Still, the word has an even richer meaning. After all, even though the world has seen skyrocketing medical advancements, it doesn’t seem like we’ve progressed much by Lewis’ thought-provoking definition. The implication of his thought is that a technological or scientific advance – or anything that would be colloquially considered “progress” – is not truly progress if it does not make people happier.
Let’s not misunderstand the crucial word, though – “happiness.” Lewis was likely referring to the old definition of happiness having to do more with human flourishing than a fuzzy feeling. It’s the type of happiness referenced in the Declaration of Independence: “all men are…endowed by their Creator with certain unalienable Rights, that among these are Life, Liberty and the pursuit of Happiness.” Or, as Aristotle described, this happiness comes from habituating ourselves to virtuous living. Pursuing and possessing true happiness – that is, to “progress” – can only come through virtue.
The Founding Fathers recognized that virtue is the underpinning of the republic–or, shall we call it, the “progressive state”–rightly understood. As John Adams’ dictum goes: “Public Virtue cannot exist without private, and public Virtue is the only Foundation of Republics.”
That’s why the American Founding was, in a sense, the most progressive to date. The freedom of early America, that endures to this day, was a giant step in the right direction.
There are many virtues of the United States’ system – things that some say make the nation “exceptional.” For starters, the virtues in question are freedom of conscience, equality under the law, limited government, and perhaps most uniquely, a government system with the purpose of protecting the rights of Life, Liberty, and the environment of opportunity for its citizens to pursue their happiness – that is, to do what they ought; to do what is good.
Most of those truly progressive principles endure to this day, and they are no longer really “new.” And this is where conservatives are correct: humanity cannot progress beyond these principles.

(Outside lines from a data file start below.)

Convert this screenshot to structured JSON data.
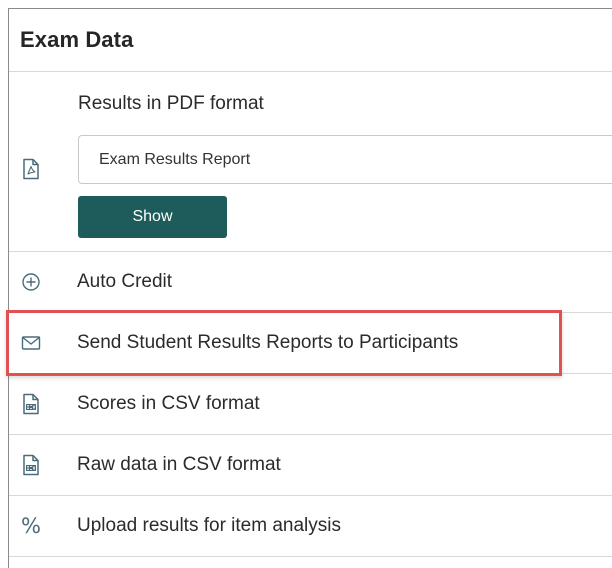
{
  "panel": {
    "title": "Exam Data"
  },
  "pdf_section": {
    "title": "Results in PDF format",
    "selected_report": "Exam Results Report",
    "show_label": "Show",
    "icon": "pdf-file-icon"
  },
  "menu": [
    {
      "label": "Auto Credit",
      "icon": "plus-circle-icon"
    },
    {
      "label": "Send Student Results Reports to Participants",
      "icon": "envelope-icon"
    },
    {
      "label": "Scores in CSV format",
      "icon": "csv-file-icon"
    },
    {
      "label": "Raw data in CSV format",
      "icon": "csv-file-icon"
    },
    {
      "label": "Upload results for item analysis",
      "icon": "percent-icon",
      "glyph": "%"
    }
  ],
  "colors": {
    "button": "#1d5c5a",
    "highlight": "#e05252",
    "icon": "#4a6b7a"
  }
}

As Calvin Coolidge put it, “If all men are created equal, that is final. If they are endowed with inalienable rights, that is final. If governments derive their just powers from the consent of the governed, that is final. No advance, no progress can be made beyond these propositions.”
Nevertheless, there’s still room for society to improve—still room for people to do good and be happy; to flourish. In fact, if anything, American society seems to be regressing in terms of happiness and goodness, despite the fact that we’re wealthier and more comfortable than any generation in the history of the world.
Of course, the government contributed in their own, special way to the regression – abuse of power runs rampant, the administrative state runs roughshod over people in an attempt to secure their ‘welfare,’ and so forth. But there is room for reform on that front as well.
As a result, identifying the correct types of reform is of the greatest importance. True reform means true progress—progress that may turn away from what the society or its citizens have come to call “progress.” As C. S. Lewis put it, “If you are on the wrong road, progress means doing an about-turn and walking back to the right road, and in that case the man who turns back soonest is the most progressive.” The next generation must embrace the right progress.
Salient point: Progress is a good, rich word; it should be utilized to express the idea that the right way forward is one that encourages individual virtue, and ultimately, a compassionate community. The “how” is a topic for another discussion. In the meantime, use “progress” – and use it rightly.
We should judge an individual action or government policy not by the source but by whether or not it enhances the human condition, encourages the pursuit of happiness, and is the best way forward. In other words, we judge it by whether or not it is Right Progress.